Doc: “L, what’s your favorite subject in school?”
L: “Math. Definitely math.”
D: “Why math?”
L: “Because I have systems and strategies and math makes complete sense. For instance, if you’re adding two three digit numbers, you already know that…”
D: “Yes, you definitely understand math. That’s great. I wish more people loved math.”
L then tells her about his day, his week, his life, his dog, his friends. At the end of the appointment, he says, “well, did I do okay? Am I healthy?”
D: “Yes, you’re very, very healthy. You’re amazing.”
One thing I know: When the front door is shut and locked, we are a wildly inappropriate family.
We have a habit of trying to pants each other at every available opportunity. Our version rarely involves any success. It really is the journey. In other words, if one is wearing sweats or some other elasticized waistband garb, better grab on and tug. This leads to shrieks, laughter, and planting oneself firmly on the ground.

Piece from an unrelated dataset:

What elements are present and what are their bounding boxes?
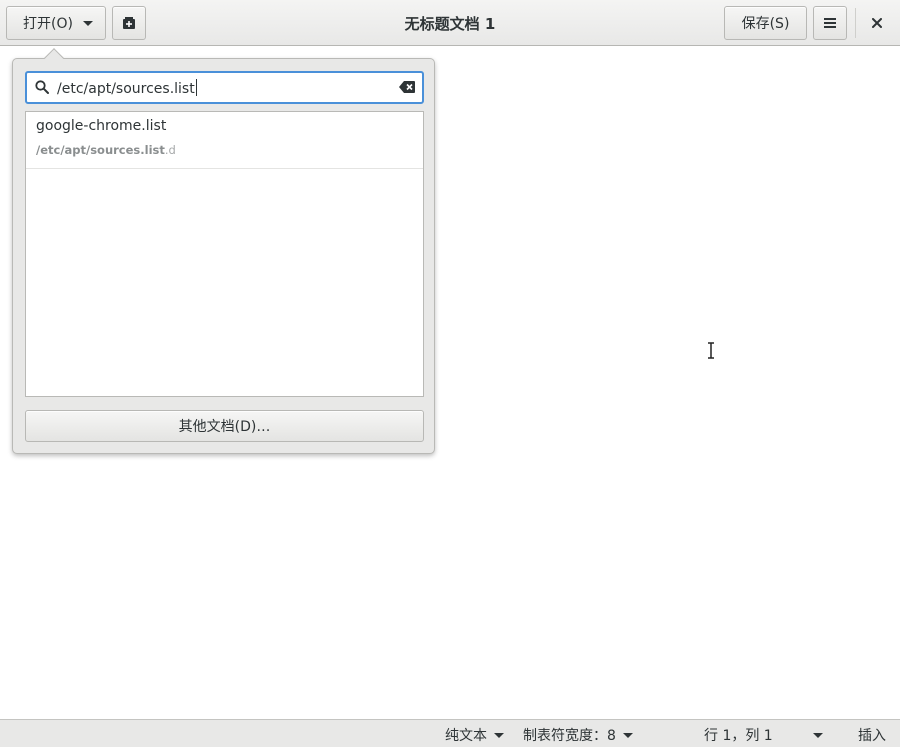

I sometimes wonder if the neighbors can hear us laughing, chasing, and ending up in a heap. Then I think, well, if everyone were to stop being so serious and just try a bit of pantsing, maybe everyone really would get along.
When in doubt, pants. (The verb, not the noun.)
Ah, number lines. L approaches them in an assembly-like manner. Assess question, color in least number of squares, write digits in sequence.
M: “I notice that when you’re doing these exercises, you always color in the least number of squares necessary.”
L: “Yes, that’s my strategy.”
M: “Seems to work well. Looks like it’s a good strategy.”
L: “I’m a good strategy.”
Can’t argue with that.
To continue, dad calls to say he’s on his way. L picks up.
L: “Dad, I need you to be very sensitive to mom. If you start to see her eyes start to water, it’s because she had a difficult day. And you really love your wife, so let’s try to be very sensitive to her.”
D: “Yes, I do love my wife.”
Rotten day, yesterday. Worst day of my career. I’ve never seen a more ridiculous set of adults in my life. I’ll leave it there. Left work early. Picked up the lad from school.
The goal: Do not cry. Do not cry. Do not cry.
L: “Mom, what’s wrong? Why are you sad?”
M: “Some people at work weren’t very nice to me. You know when you’re really good at something and no one can see it? That’s what it felt like. Felt like I was embedded in a world of aliens.”
L: “I’m so sorry, mom. I don’t want you to be sad. I love you. You’re the most amazing person I know. And I think you’re really good at what you do.”
M: “Thanks, sweetie. That means everything to me.”
L: “I’ll be very sensitive to you. Let’s go do my homework. Then we’ll sit together under a blanket and you can put your head on my shoulder and hopefully you’ll feel better.”
M: “I’m sure I will.”
M: “It’s time to sign up for chess club.”
L: “Oh, man, seriously? Please… Not this time.”
M: “But you’re so good at it. I wish I could play like you. Why not?”
L: “If you were to eat the same thing every single day of your life, it would get boring, right? It wouldn’t be zesty anymore, right? That’s what chess feels like to me right now. It’s the same thing over and over. Can I please take a break?”
Well said. He did win his last tournament. Maybe someday…
Finally, a much-needed hair cut. Being a nut, I shun the usual Super Duper Easy Cuts and go for something a bit different. I love his hair. It’s beautiful. Not as blonde or as curly as it once was, but abundant, lovely hair.
Let’s keep it long. Just a touch off the sides. Maybe…?
Haircutter: “L, who’s in charge of your hair? You or your mom?”
L: “Hmmm… That’s a good question. She made me. I guess you’d better ask her.”